Immune thrombocytopenic purpura is a diagnosis of exclusion. Among the other causes of thrombocytopenia like hematological malignancies or infiltration of bone marrow by cancer cells were ruled out by bone marrow biopsy. Autoimmune or viral causes were excluded by laboratory work-up. Finally, the diagnosis of ITP related to carcinoma tongue was reached. Patient received pulse therapy of methylprednisolone for 3 days. Post-methylprednisolone pulse therapy, her platelet count raised to 1.8 L/cu mm. It was followed by oral steroid therapy with dosage of 1 mg/kg/day. She was followed up after 1 month, that time her platelet count raised to 2.2 L/cu mm.
DISCUSSION
In ITP, there is immune-mediated destruction of platelets and inhibition of platelet release from megakaryocytes. ITP, an acquired disorder, is mostly primary but it can occur secondary to autoimmune disorders, infections, such as HIV, Hepatitis C, H. pylori, lymphoid neoplasms and in some cases of solid tumors.4,5 Lung and breast cancers are most commonly reported to be associated with ITP.5
This patient is an example, where ITP occurred secondary to a solid tumor (carcinoma tongue) with clinical course concomitant to the course of malignancy. Her blood picture was normal when she was diagnosed with infiltrating squamous cell carcinoma. She presented with ITP within a short span of time after the diagnosis of carcinoma tongue and responded well to the prescribed steroid therapy. Immune thrombocytopenic purpura stayed in remission even after 2 months of follow-up period.

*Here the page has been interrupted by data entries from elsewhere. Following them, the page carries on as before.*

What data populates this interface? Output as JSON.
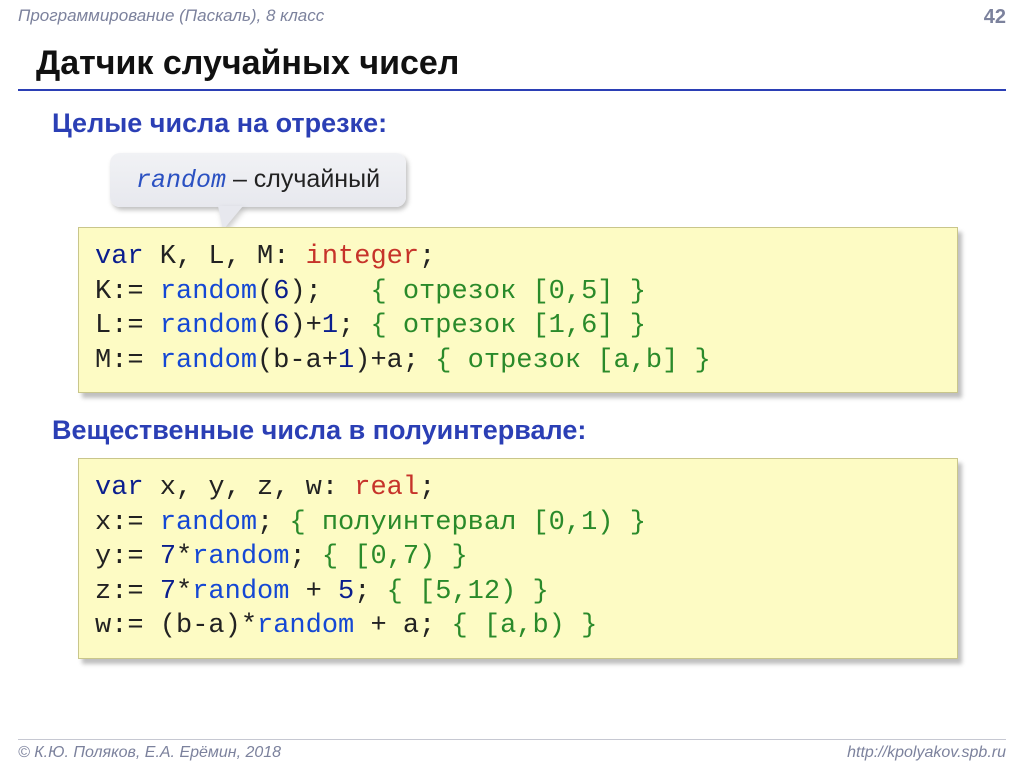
{
  "header": {
    "course": "Программирование (Паскаль), 8 класс",
    "page_number": "42"
  },
  "title": "Датчик случайных чисел",
  "subtitle_int": "Целые числа на отрезке:",
  "subtitle_real": "Вещественные числа в полуинтервале:",
  "callout": {
    "keyword": "random",
    "dash_text": " – случайный"
  },
  "code_int": {
    "l1": {
      "kw": "var",
      "mid": " K, L, M: ",
      "typ": "integer",
      "tail": ";"
    },
    "l2": {
      "pre": "K:= ",
      "fn": "random",
      "args": "(",
      "num": "6",
      "args_close": ");   ",
      "cm": "{ отрезок [0,5] }"
    },
    "l3": {
      "pre": "L:= ",
      "fn": "random",
      "args": "(",
      "num": "6",
      "args_close": ")+",
      "num2": "1",
      "tail": "; ",
      "cm": "{ отрезок [1,6] }"
    },
    "l4": {
      "pre": "M:= ",
      "fn": "random",
      "args": "(b-a+",
      "num": "1",
      "args_close": ")+a; ",
      "cm": "{ отрезок [a,b] }"
    }
  },
  "code_real": {
    "l1": {
      "kw": "var",
      "mid": " x, y, z, w: ",
      "typ": "real",
      "tail": ";"
    },
    "l2": {
      "pre": "x:= ",
      "fn": "random",
      "tail": "; ",
      "cm": "{ полуинтервал [0,1) }"
    },
    "l3": {
      "pre": "y:= ",
      "num": "7",
      "mid": "*",
      "fn": "random",
      "tail": "; ",
      "cm": "{ [0,7) }"
    },
    "l4": {
      "pre": "z:= ",
      "num": "7",
      "mid": "*",
      "fn": "random",
      "mid2": " + ",
      "num2": "5",
      "tail": "; ",
      "cm": "{ [5,12) }"
    },
    "l5": {
      "pre": "w:= (b-a)*",
      "fn": "random",
      "tail": " + a; ",
      "cm": "{ [a,b) }"
    }
  },
  "footer": {
    "authors": "© К.Ю. Поляков, Е.А. Ерёмин, 2018",
    "url": "http://kpolyakov.spb.ru"
  }
}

This mentioned case supports the relationship between the immune disease and carcinoma tongue. As chemotherapy was not yet started in this patient, so the effect of chemotherapy in inducing remission of ITP in this case, cannot be commented upon. In due course of time, treatment of the primary tumor will be started and the clinical course of ITP will be followed up. Further research and studies should be conducted in this direction.
REFERENCES
1. Hugli S, Hugli A, Simonetta F, Chalandon Y. A rare case of immune thrombocytopenia secondary to breast cancer. Clin Case Rep 2019;7(1):170–174. DOI: 10.1002/ccr3.1939.

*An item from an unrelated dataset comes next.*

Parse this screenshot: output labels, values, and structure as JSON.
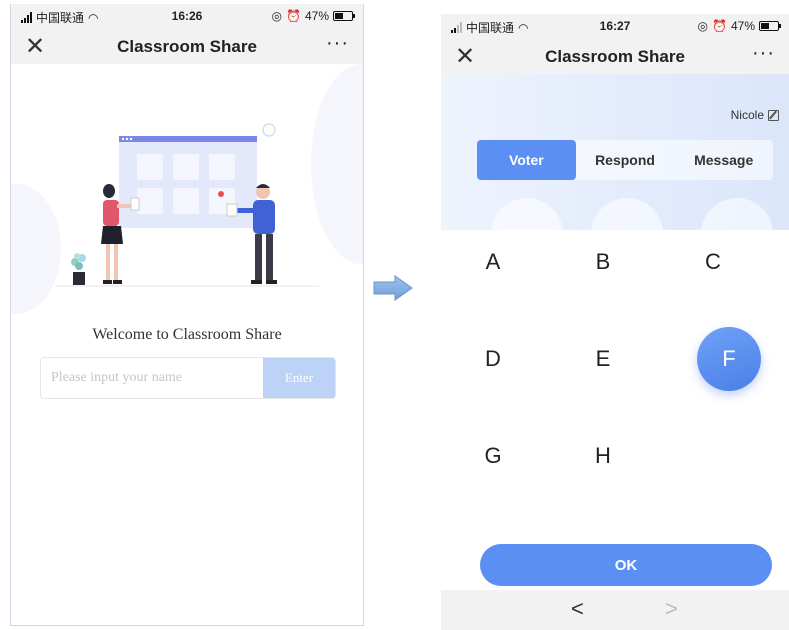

2. Peffault de Latour R, Des Guetz G, Laurence V, et al. Breast cancer associated with idiopathic thrombocytopenic purpura. Am J Clin Oncol 2004;27(4):333–336. DOI: 10.1097/01.coc.0000071461.61445.9a.

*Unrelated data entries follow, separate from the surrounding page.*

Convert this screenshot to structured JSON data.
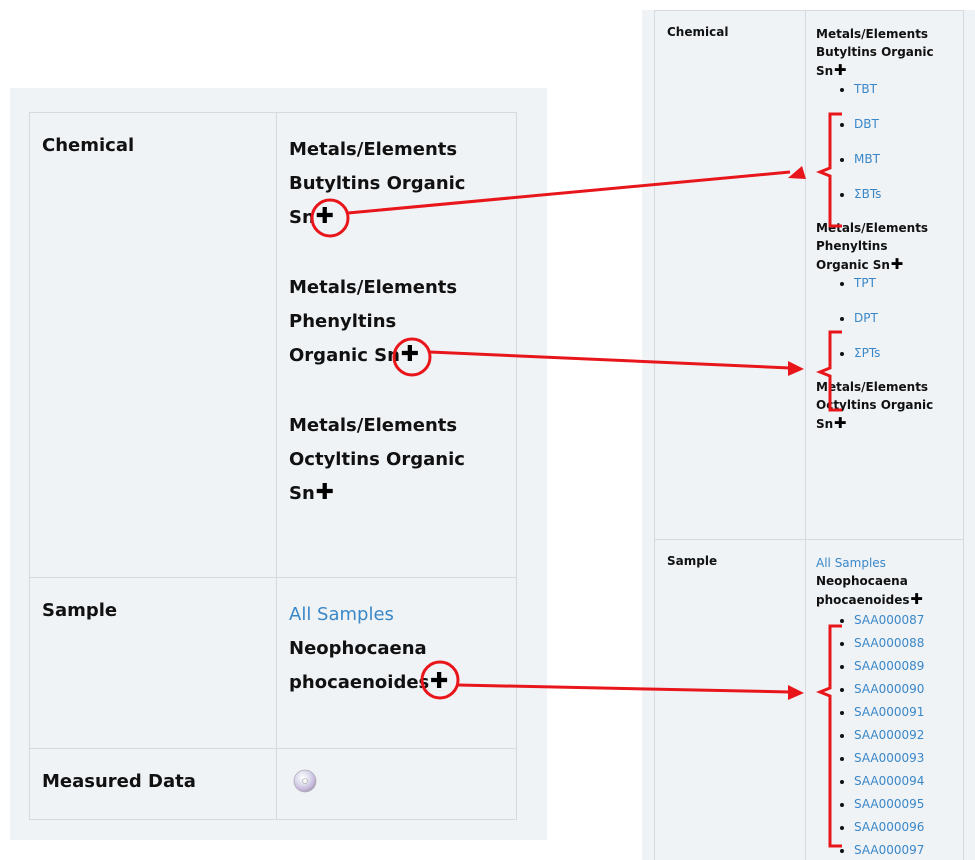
{
  "left": {
    "rows": [
      {
        "label": "Chemical",
        "groups": [
          {
            "line1": "Metals/Elements",
            "line2": "Butyltins Organic",
            "line3": "Sn"
          },
          {
            "line1": "Metals/Elements",
            "line2": "Phenyltins",
            "line3": "Organic Sn"
          },
          {
            "line1": "Metals/Elements",
            "line2": "Octyltins Organic",
            "line3": "Sn"
          }
        ]
      },
      {
        "label": "Sample",
        "all_samples": "All Samples",
        "species1": "Neophocaena",
        "species2": "phocaenoides"
      },
      {
        "label": "Measured Data"
      }
    ]
  },
  "right": {
    "chemical_label": "Chemical",
    "butyl": {
      "line1": "Metals/Elements",
      "line2": "Butyltins Organic",
      "line3": "Sn",
      "items": [
        "TBT",
        "DBT",
        "MBT",
        "ΣBTs"
      ]
    },
    "phenyl": {
      "line1": "Metals/Elements",
      "line2": "Phenyltins",
      "line3": "Organic Sn",
      "items": [
        "TPT",
        "DPT",
        "ΣPTs"
      ]
    },
    "octyl": {
      "line1": "Metals/Elements",
      "line2": "Octyltins Organic",
      "line3": "Sn"
    },
    "sample_label": "Sample",
    "all_samples": "All Samples",
    "species1": "Neophocaena",
    "species2": "phocaenoides",
    "samples": [
      "SAA000087",
      "SAA000088",
      "SAA000089",
      "SAA000090",
      "SAA000091",
      "SAA000092",
      "SAA000093",
      "SAA000094",
      "SAA000095",
      "SAA000096",
      "SAA000097"
    ]
  },
  "colors": {
    "link": "#3a87c8",
    "annotation": "#e8161b",
    "panel": "#f0f3f6"
  },
  "icons": {
    "expand": "plus-icon",
    "data": "disc-icon"
  }
}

3. Visco C, Rodeghiero F. Immune thrombocytopenia in lymphoproliferative disorders. Hematol Oncol Clin N Am 2009;23:1261–1274. DOI: 10.1016/j.hoc.2009.08.006.
4. Lambert MP, Gernsheimer TB, Clinical updates in adult immune thrombocytopenia. Blood J 2018;129(21):2829–2835. DOI: 10.1182/blood-2017-03-754119.
5. Krauth MT, Puthenparambil J, Lechner K. Paraneoplastic autoimmune thrombocytopenia in solid tumors. Crit Rev Oncol Hematol 2012;81:75–81. DOI: 10.1016/j.critrevonc.2011.02.004.